The constant hounding by the academia, media and business houses would have destroyed Charan Singh had it not been for his hard work, integrity and honesty. He was a simple man, said to have never grown his hair long for he was against any sort of partition, wearing a dhoti and the Gandhi cap; his sartorial trademark. He never used soap for bathing and used neem twigs ‘datun’ for brushing his teeth. He had very frugal eating habits and abhorred drinking and smoking. He would play a simple game of cards ‘Kot Pees’ with his brothers.
He was a firm believer in ideals of the Arya Samaj propagated by Swami Dayananda Saraswati to reform orthodox Hinduism. Not only was he a prolific reader, he also authored many papers and books. Amongst the many he published were ‘Abolition of Zamindari’ and India’s Economic Nightmare: Causes and Cure’. Chaudhary Saheb was amongst the many leaders imprisoned for over a year during the Emergency and thereafter led the opposition to defeat Indira Gandhi in 1977.
The Bharatiya Lok Dal party led by Charan Singh secured the largest number of members of Parliament followed by the Jan Sangh. To stop Charan Singh from becoming Prime Minister, the smaller Jan Sangh proposed the name of Jagjivan Ram, correctly anticipating Charan Singh’s response. Charan Singh had always maintained ‘those who supported the resolution on imposing Emergency were unacceptable to him and his supporters’. Falling into the trap set by Jan Sangh, paved the way for the compromise candidature of Morarji Desai and, for the first time, big business managed to get a prime minister of their choice. Many decades later they would manage to do so again. The Janata Party experiment failed miserably. Appointed Deputy Prime Minister with charge of the home minister, Charan Singh blundered in arresting Indira Gandhi. Things came to a head when he insisted on probing the scandals of Morarji Desai’s son. Consequently, he was unceremoniously dropped from the ministry.
Seizing the opportunity to topple the Morarji government, Indira Gandhi agreed to support Charan Singh as prime minister. He was reconciled to the fact that time was running out for him to lead a metamorphosis of rural communities and he settled to inspire the generations of peasants to rise, to dream and break free from the manacles set by upper castes and urban society. He was successful in his objective; a peasant becoming Prime Minister still resonates across rural India.

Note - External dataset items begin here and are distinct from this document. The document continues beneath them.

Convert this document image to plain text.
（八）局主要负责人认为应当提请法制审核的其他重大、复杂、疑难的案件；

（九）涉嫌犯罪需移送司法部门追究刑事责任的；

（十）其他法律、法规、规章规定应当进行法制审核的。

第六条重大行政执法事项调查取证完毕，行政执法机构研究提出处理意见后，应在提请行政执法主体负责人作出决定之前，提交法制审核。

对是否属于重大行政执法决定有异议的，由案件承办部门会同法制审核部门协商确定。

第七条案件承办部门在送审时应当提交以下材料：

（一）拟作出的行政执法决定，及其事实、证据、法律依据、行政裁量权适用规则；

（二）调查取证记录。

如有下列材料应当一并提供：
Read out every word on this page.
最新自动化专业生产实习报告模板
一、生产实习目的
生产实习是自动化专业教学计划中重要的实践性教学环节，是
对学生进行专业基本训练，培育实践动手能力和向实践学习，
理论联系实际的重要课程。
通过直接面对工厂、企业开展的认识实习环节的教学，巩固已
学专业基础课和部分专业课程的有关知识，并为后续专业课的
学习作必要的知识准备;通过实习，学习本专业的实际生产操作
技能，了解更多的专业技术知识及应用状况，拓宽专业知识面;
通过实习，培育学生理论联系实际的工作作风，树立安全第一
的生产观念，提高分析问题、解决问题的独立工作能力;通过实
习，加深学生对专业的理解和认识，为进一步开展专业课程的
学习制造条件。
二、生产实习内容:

History, however, is written by the urban elite who cannot resist painting Charan Singh as power hungry. If that were the case, on becoming the prime minister, he would not have refused to visit Indira Gandhi to thank her for the support, insisting that the support was directed to breaking the Janata government. Confronted with a choice between principles and convictions, he chose to give up the post of the Prime Minister within weeks. He refused to concede to conditions put forward by the Congress for extending support.
The tallest farmer leader of the nation breathed his last in the summer of 1987 and left a void that is yet to be filled. For the farming community, waiting for a leader, is a pitiful state to be in. Since his passing the rural political landscape changed beyond recognition. The Mandal Commission recommendations cut through the very fabric of rural unity, dividing communities on caste lines. Had he lived, it is improbable that Charan Singh would survive the shifting centre of political gravity from community leadership to caste politics.